A more significant limitation is that the waterfall script only analyzes the standard pipeline (slot_size=0). It does not handle the partitioned pipeline's different event structure. This was a deliberate scope decision — the immediate goal was to diagnose the GPU idle gap in the best-performing configuration — but it means the script is a one-off diagnostic tool rather than a reusable benchmark harness.
The Thinking Process Visible in This Message
The message itself is terse, but the surrounding context reveals the reasoning. The assistant had just spent several messages (1825-1832) carefully instrumenting the engine code. The compilation success in message 1832 was the green light. The thinking at this point was:
"The instrumentation is in place and compiles. Now I need to run the benchmark and analyze the output. Rather than staring at raw log lines, I should build a visualization tool that will make the temporal relationships obvious. A Python script is the fastest way to do this — I can write it in minutes, run it immediately after the benchmark, and get an ASCII waterfall chart that shows exactly where the GPU is waiting."
This reflects a diagnostic-first mindset: before proposing solutions, measure precisely. The assistant resisted the temptation to jump to implementing parallel synthesis (which was the obvious fix) without first confirming the hypothesis with data. This discipline is characteristic of effective optimization work — it prevents wasted effort on the wrong problem.
The Broader Significance
Message [msg 1833] is a microcosm of the optimization methodology used throughout this session: hypothesize, instrument, measure, analyze, then optimize. The waterfall script was the measurement and analysis tool that confirmed the GPU idle gap hypothesis, which then led to the parallel synthesis implementation using tokio::sync::Semaphore (in subsequent messages).

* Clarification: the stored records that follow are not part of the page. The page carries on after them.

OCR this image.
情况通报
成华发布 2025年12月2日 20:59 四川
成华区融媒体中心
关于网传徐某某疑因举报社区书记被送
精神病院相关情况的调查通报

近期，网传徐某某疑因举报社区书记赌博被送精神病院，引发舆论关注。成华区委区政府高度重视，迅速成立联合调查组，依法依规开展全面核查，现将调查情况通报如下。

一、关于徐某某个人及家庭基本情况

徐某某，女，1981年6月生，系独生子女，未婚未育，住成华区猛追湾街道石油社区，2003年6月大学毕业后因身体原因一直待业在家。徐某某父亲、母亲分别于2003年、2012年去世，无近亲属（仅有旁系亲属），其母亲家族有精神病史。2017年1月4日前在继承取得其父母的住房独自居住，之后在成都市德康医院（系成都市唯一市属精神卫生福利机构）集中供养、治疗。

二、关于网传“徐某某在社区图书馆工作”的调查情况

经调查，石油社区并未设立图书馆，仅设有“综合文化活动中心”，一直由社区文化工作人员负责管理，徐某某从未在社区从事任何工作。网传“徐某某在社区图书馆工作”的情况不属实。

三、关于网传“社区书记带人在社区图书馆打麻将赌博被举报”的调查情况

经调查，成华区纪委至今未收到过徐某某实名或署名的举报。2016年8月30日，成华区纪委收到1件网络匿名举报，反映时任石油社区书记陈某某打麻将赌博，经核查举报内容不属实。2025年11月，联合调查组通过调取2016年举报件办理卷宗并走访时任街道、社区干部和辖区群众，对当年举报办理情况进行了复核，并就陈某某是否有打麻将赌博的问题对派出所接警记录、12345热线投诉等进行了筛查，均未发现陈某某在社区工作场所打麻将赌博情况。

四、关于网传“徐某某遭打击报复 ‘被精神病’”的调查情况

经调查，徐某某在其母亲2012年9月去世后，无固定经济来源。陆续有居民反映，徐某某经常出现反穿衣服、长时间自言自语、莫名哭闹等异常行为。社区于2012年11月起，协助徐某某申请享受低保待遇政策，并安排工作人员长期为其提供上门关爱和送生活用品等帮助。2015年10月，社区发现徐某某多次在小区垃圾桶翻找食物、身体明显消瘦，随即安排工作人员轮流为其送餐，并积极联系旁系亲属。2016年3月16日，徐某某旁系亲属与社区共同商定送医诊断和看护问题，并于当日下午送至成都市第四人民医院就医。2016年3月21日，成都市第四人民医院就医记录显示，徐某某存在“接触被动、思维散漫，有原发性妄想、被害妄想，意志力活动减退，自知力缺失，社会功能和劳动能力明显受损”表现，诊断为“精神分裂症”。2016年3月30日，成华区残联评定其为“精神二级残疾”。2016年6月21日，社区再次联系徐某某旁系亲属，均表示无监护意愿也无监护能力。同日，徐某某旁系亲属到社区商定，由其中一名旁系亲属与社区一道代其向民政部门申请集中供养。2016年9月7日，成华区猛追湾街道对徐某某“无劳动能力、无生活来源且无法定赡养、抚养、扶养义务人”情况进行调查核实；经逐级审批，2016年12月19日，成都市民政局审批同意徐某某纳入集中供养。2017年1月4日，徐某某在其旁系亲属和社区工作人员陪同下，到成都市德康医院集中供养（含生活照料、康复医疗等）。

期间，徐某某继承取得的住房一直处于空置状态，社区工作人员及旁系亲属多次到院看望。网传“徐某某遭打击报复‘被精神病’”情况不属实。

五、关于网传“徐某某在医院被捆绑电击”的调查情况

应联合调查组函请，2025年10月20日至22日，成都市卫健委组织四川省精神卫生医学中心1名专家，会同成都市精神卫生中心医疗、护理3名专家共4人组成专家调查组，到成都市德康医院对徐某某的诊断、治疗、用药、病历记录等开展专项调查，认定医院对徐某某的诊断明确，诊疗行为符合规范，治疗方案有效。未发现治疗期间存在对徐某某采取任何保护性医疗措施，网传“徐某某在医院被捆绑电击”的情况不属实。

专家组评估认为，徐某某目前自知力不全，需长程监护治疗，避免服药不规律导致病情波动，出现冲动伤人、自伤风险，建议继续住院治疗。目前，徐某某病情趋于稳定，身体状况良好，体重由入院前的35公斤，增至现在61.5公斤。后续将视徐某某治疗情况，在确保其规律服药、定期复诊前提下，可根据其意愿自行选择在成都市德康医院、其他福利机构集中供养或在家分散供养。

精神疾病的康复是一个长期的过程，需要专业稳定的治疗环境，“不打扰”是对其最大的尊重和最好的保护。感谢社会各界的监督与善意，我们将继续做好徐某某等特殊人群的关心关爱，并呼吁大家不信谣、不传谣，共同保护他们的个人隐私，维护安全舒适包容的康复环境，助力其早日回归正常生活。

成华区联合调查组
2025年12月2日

The parallel synthesis fix successfully saturated GPU utilization to 99.3%, but it revealed a second-order effect: CPU resource contention. Running two syntheses simultaneously competed with the GPU prover's CPU-bound b_g2_msm step, limiting the throughput gain to only 5-7%. This led to the insight that further optimization required reducing absolute CPU time (via specialized MatVec operations or pre-sorted SRS) rather than adding more parallelism.
The waterfall script thus enabled not just one optimization, but the entire chain of reasoning that followed. It transformed a vague suspicion ("the GPU might be waiting") into a precise measurement ("12-14 seconds idle per proof"), which then guided the next iteration of the optimization cycle. In engineering, the quality of a diagnosis determines the quality of the cure — and message [msg 1833] was where the diagnosis became concrete.